Lastly, I’ll end with this. The more one learns about law and economics, whether Islamic, American, or whatever, the more one realizes how much one doesn’t know. There are very few, if any of us, on this list, who would be able to evaluate contracts as to their shar’ia worthiness, or analyze state economic policies in their fullness and comment on how they may or may not align with the letter or spirit of the shari’a. As such, we realize this is primarily a problem of knowledge. And when we look at contemporary Islamic economics, we realize it is the only area where scholars of shari’a can hope to really be involved in society other than minbar (or satellite TV) moralizing, or marital counseling.

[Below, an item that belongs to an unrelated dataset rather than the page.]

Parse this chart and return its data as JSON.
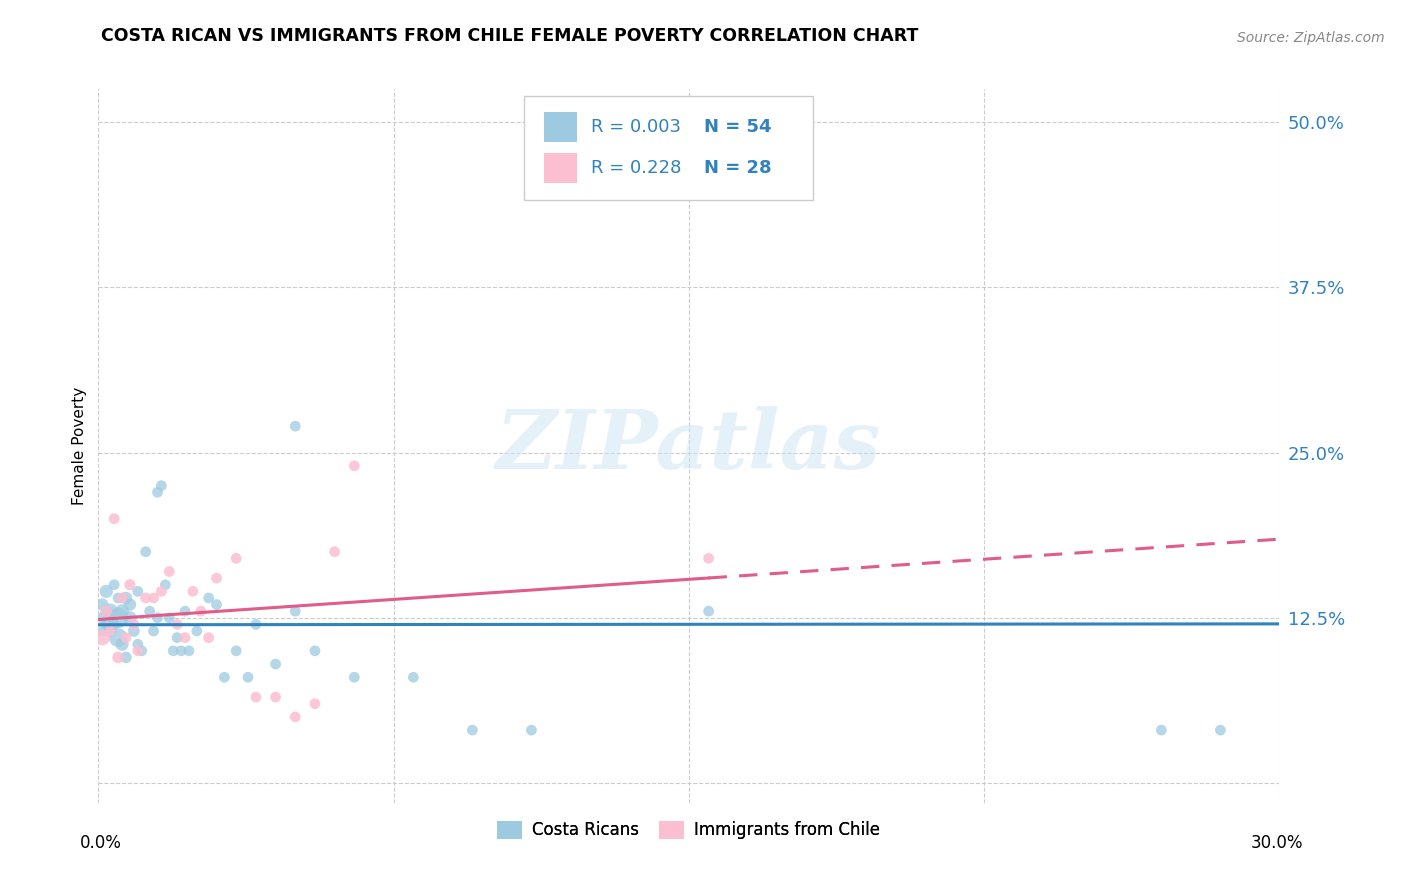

If Islam is truly to be an integral part of society, then it will only do so through the creation of people of specialized knowledge (that is how the division of labor works in the post-industrial economy). As such, I am glad to see people like Mahmoud El-Gamal and Mufti Taqi and Shaykh Nizam and others doing their thing (however much they might disagree), because it is the one area where shari’a discourse is at least living and breathing on a macro-level. As this field grows, it will require more and more people learned in the letter and spirit of the shari’a, whether they be lawyers, accountants, institutional investors, economists, CFOs, or whatever. And perhaps, one day, this knowledge may even be more relevant for judges handling commercial disputes, central bankers, and prime ministers.
For these things to happen, there needs to be a shift in the educational practices of Muslims, who see shari’a scholarship as a worthy profession and necessary to being a memeber of the educated power-brokers in society. This seems to be already happening, with the creation of degree programs in Islamic Finance, but it will depend on whether or not these programs attract more talented students than regular shari’a student, and graduate professionals who are competent to deal with the complexity of these questions from a legal (right brain) approach and a financial (left brain) approach.
For those who want to begin the lifelong journey into these waters of complexity, I suggest the following books:
Any standard college economics 101, Macroeconomics, Finance, or Accounting textbook
“The Naked Economist” by Charles Wheelan [accessible intro to econ]
“The Age of Uncertainty” by John Kenneth Galbraith [interesting history of different forms of economic organization]
“Manias, Panics, and Crashes” by Charles Kinderberger [a history of financial crises]
“An Introduction to Islamic Finance” by Mufti Taqi Usmani [lays out the standard understanding of contemporary Islamic finance from the piecemeal private sector approach]
“The Fiqh of Zakat” by Yusuf al-Qaradawi [massive tome on the application of zakah in an modern nation-state system]
“Islamic Finance: Law Economics and Practice” by Mahmoud El-Gamal [intelligent critique of dominant discourse in Islamic finance]
May Allah guides us to sincere hearts devoted to Him and trusting of His Lordship over everything, enlightened minds that understand the way of living the shari’a in our time and place, and vigorous bodies which work and work despite hardship. Our Lord, give us good in this world, good in the next, and save us from the punishment of the Fire, ameen.